The Unconventional Playbook for the West
If Western leadership wants to neutralize the threat of Russia's new missile tech, they need to stop reacting like terrified bureaucrats and start acting like cold-blooded strategists.
1. Call the Bluff Globally
The next time an Orechnik launch is detected via early-warning satellites, the response should not be a panicked media blitz. It should be a coordinated, indifferent shrug. Publicly categorize the weapon as a "gross misallocation of Russian state capital" and an "inefficient conventional delivery system." De-escalate the psychological premium Russia derives from the weapon.
2. Symmetrical Authorization
For every Orechnik Russia prepares or launches, the West must instantly lift another layer of restrictions on Ukraine’s long-range targeting capabilities. Link the two directly. If Russia deploys an experimental IRBM, Ukraine gets immediate targeting clearance for twenty deeper strategic nodes inside Russia using existing Western stockpiles. Turn Russia's psychological weapon into a liability for their own domestic infrastructure.
3. Target the Supply Chain, Not the Missile
The technical reality of the Orechnik's guidance systems means it relies heavily on diverted dual-use electronics. Instead of debating the deployment of more Patriot batteries—which take years to build—the immediate focus must shift to aggressive, secondary sanctions on the front companies in Central Asia and East Asia that facilitate the flow of microelectronics to Russian design bureaus like NPO Mashinostroyeniya.
The downside to this approach is obvious: it requires stomach.
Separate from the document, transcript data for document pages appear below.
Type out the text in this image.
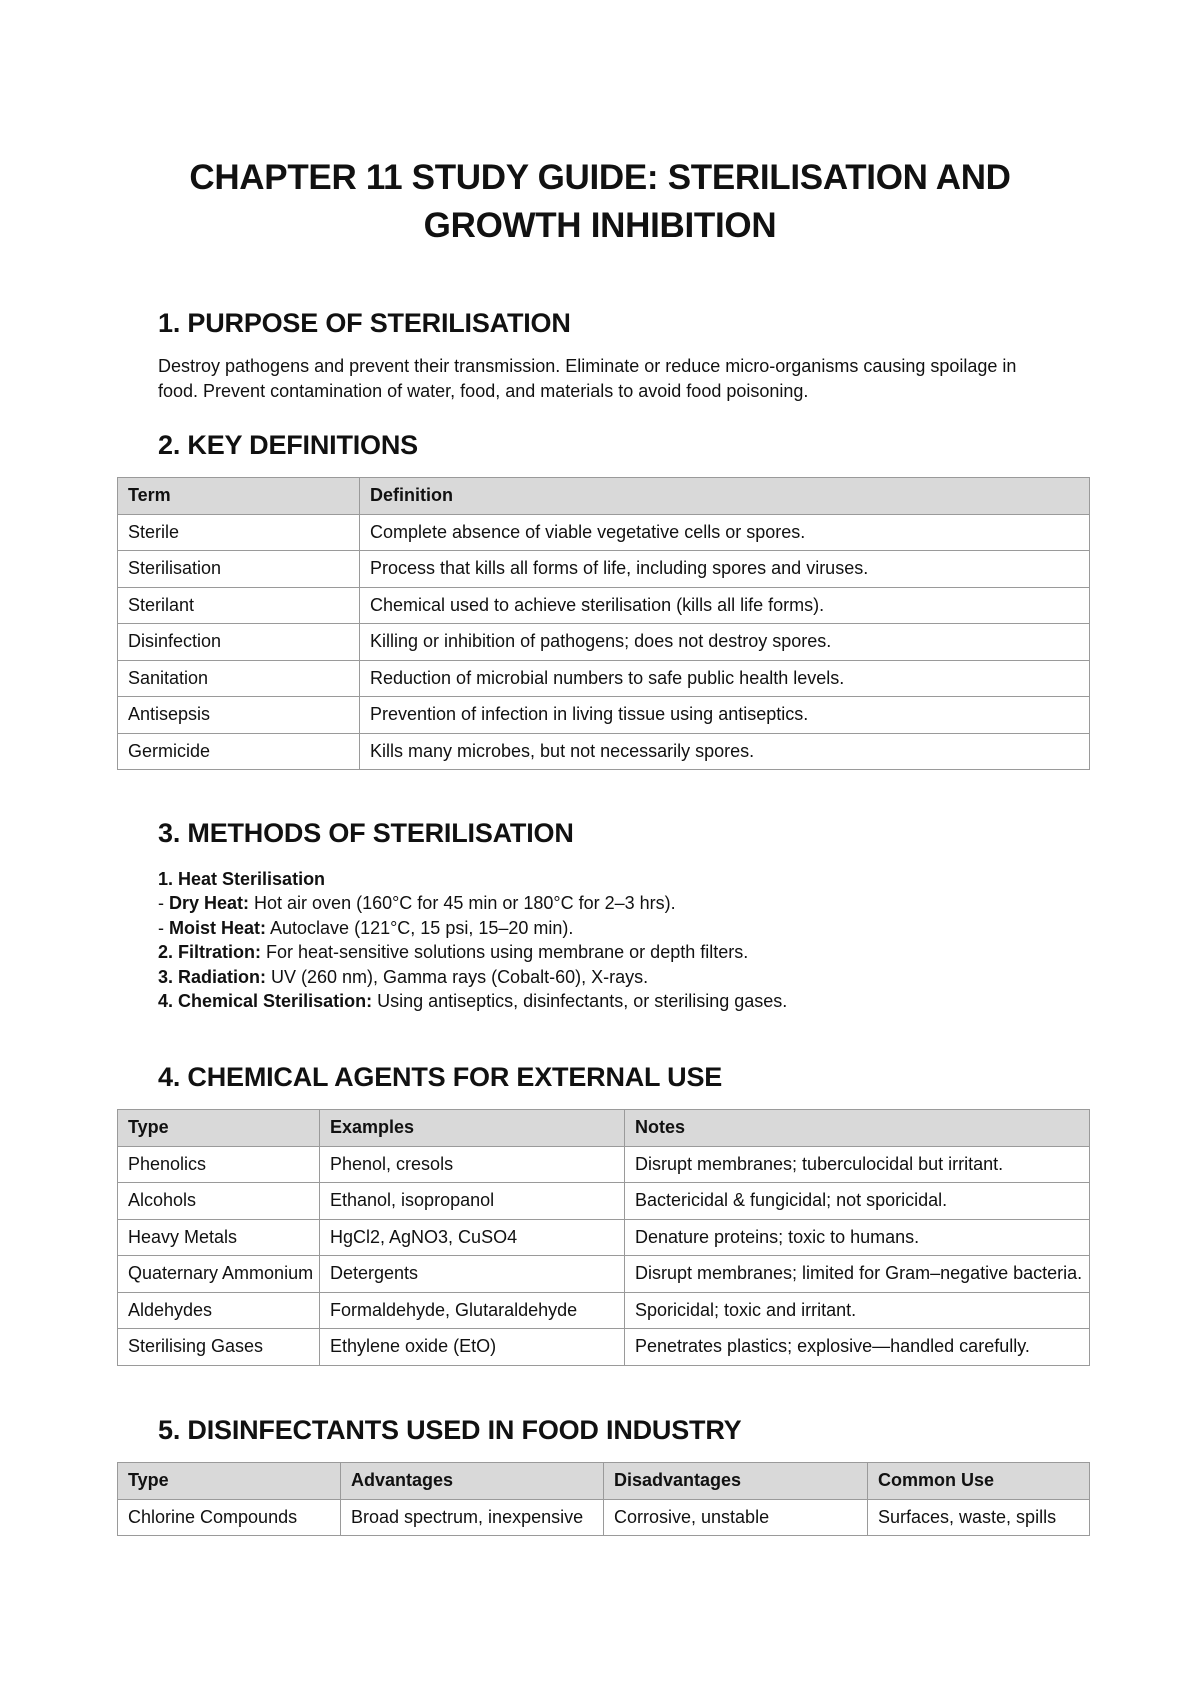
CHAPTER 11 STUDY GUIDE: STERILISATION AND GROWTH INHIBITION
1. PURPOSE OF STERILISATION

Destroy pathogens and prevent their transmission. Eliminate or reduce micro-organisms causing spoilage in food. Prevent contamination of water, food, and materials to avoid food poisoning.

2. KEY DEFINITIONS
Term	Definition
Sterile	Complete absence of viable vegetative cells or spores.
Sterilisation	Process that kills all forms of life, including spores and viruses.
Sterilant	Chemical used to achieve sterilisation (kills all life forms).
Disinfection	Killing or inhibition of pathogens; does not destroy spores.
Sanitation	Reduction of microbial numbers to safe public health levels.
Antisepsis	Prevention of infection in living tissue using antiseptics.
Germicide	Kills many microbes, but not necessarily spores.
3. METHODS OF STERILISATION
1. Heat Sterilisation
- Dry Heat: Hot air oven (160°C for 45 min or 180°C for 2–3 hrs).
- Moist Heat: Autoclave (121°C, 15 psi, 15–20 min).
2. Filtration: For heat-sensitive solutions using membrane or depth filters.
3. Radiation: UV (260 nm), Gamma rays (Cobalt-60), X-rays.
4. Chemical Sterilisation: Using antiseptics, disinfectants, or sterilising gases.
4. CHEMICAL AGENTS FOR EXTERNAL USE
Type	Examples	Notes
Phenolics	Phenol, cresols	Disrupt membranes; tuberculocidal but irritant.
Alcohols	Ethanol, isopropanol	Bactericidal & fungicidal; not sporicidal.
Heavy Metals	HgCl2, AgNO3, CuSO4	Denature proteins; toxic to humans.
Quaternary Ammonium	Detergents	Disrupt membranes; limited for Gram–negative bacteria.
Aldehydes	Formaldehyde, Glutaraldehyde	Sporicidal; toxic and irritant.
Sterilising Gases	Ethylene oxide (EtO)	Penetrates plastics; explosive—handled carefully.
5. DISINFECTANTS USED IN FOOD INDUSTRY
Type	Advantages	Disadvantages	Common Use
Chlorine Compounds	Broad spectrum, inexpensive	Corrosive, unstable	Surfaces, waste, spills
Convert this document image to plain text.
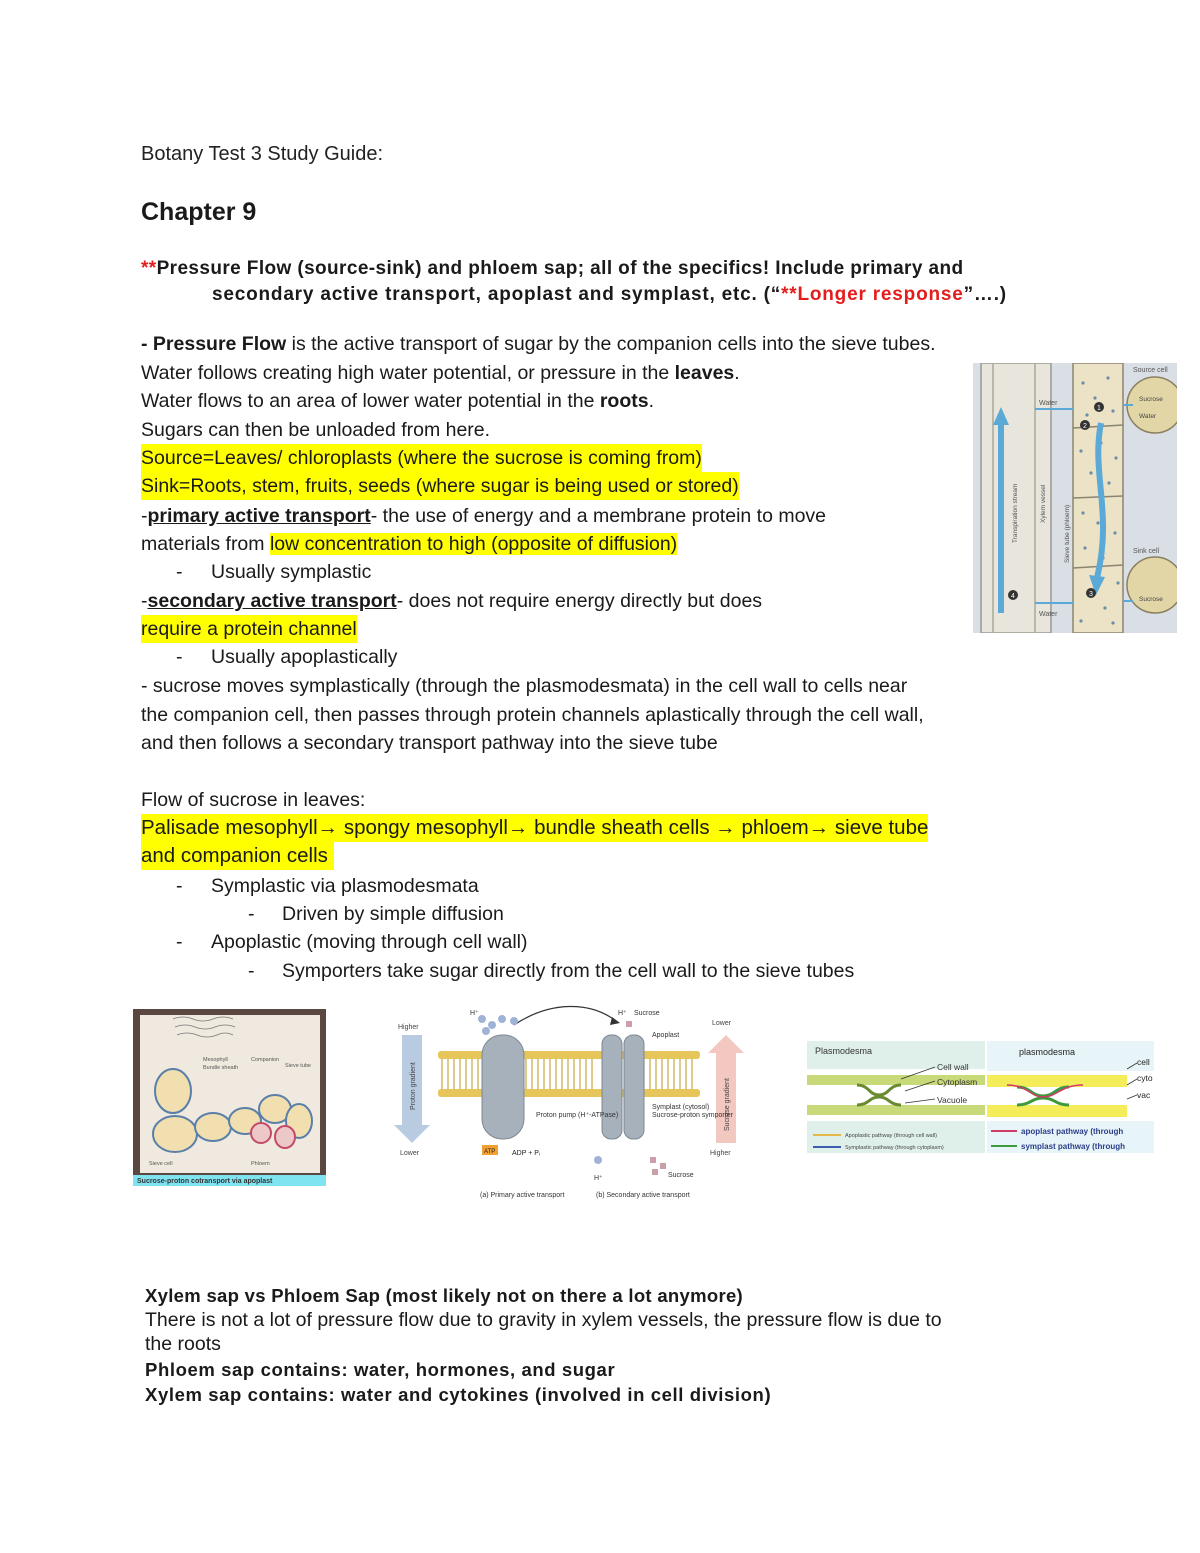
Botany Test 3 Study Guide:
Chapter 9
**Pressure Flow (source-sink) and phloem sap; all of the specifics! Include primary and
secondary active transport, apoplast and symplast, etc. (“**Longer response”….)
- Pressure Flow is the active transport of sugar by the companion cells into the sieve tubes.
Water follows creating high water potential, or pressure in the leaves.
Water flows to an area of lower water potential in the roots.
Sugars can then be unloaded from here.
Source=Leaves/ chloroplasts (where the sucrose is coming from)
Sink=Roots, stem, fruits, seeds (where sugar is being used or stored)
-primary active transport- the use of energy and a membrane protein to move
materials from low concentration to high (opposite of diffusion)
- Usually symplastic
-secondary active transport- does not require energy directly but does
require a protein channel
- Usually apoplastically
- sucrose moves symplastically (through the plasmodesmata) in the cell wall to cells near
the companion cell, then passes through protein channels aplastically through the cell wall,
and then follows a secondary transport pathway into the sieve tube
1
2
4	3
Source cell
Sucrose
Water
Water
Sink cell
Sucrose
Water
Transpiration stream	Xylem vessel
Sieve tube (phloem)
Flow of sucrose in leaves:
Palisade mesophyll→ spongy mesophyll→ bundle sheath cells → phloem→ sieve tube
and companion cells
- Symplastic via plasmodesmata
- Driven by simple diffusion
- Apoplastic (moving through cell wall)
- Symporters take sugar directly from the cell wall to the sieve tubes
Sucrose-proton cotransport via apoplast
Mesophyll
Bundle sheath
Companion
Sieve tube
Sieve cell	Phloem
Proton gradient
Higher
Lower
Sucrose gradient
Lower
Higher
ATP ADP + Pᵢ
H⁺	H⁺ Sucrose
Apoplast
Proton pump (H⁺-ATPase)	Sucrose-proton symporter
Symplast (cytosol)
H⁺	Sucrose
(a) Primary active transport	(b) Secondary active transport
Plasmodesma
Cell wall
Cytoplasm
Vacuole
Apoplastic pathway (through cell wall)
Symplastic pathway (through cytoplasm)
plasmodesma
cell
cyto
vac
apoplast pathway (through
symplast pathway (through
Xylem sap vs Phloem Sap (most likely not on there a lot anymore)
There is not a lot of pressure flow due to gravity in xylem vessels, the pressure flow is due to
the roots
Phloem sap contains: water, hormones, and sugar
Xylem sap contains: water and cytokines (involved in cell division)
It means accepting the risk that a conventional Orechnik missile might hit a high-profile target without an interceptor blowing it up mid-air. It requires telling the public a brutal truth: in modern warfare, you cannot protect everything, and trying to do so guarantees defeat.
Continuing down the current path—tracking every rumor of a launch, shifting diplomatic postures based on missile tests, and treating an inefficient delivery system as a paradigm-shifting threat—ensures that Russia wins the psychological war without ever needing to achieve victory on the battlefield.
Stop watching the sky for the next streak of light. Look at the balance sheet, look at the production limits, and realize you are being conned by an adversary running low on options.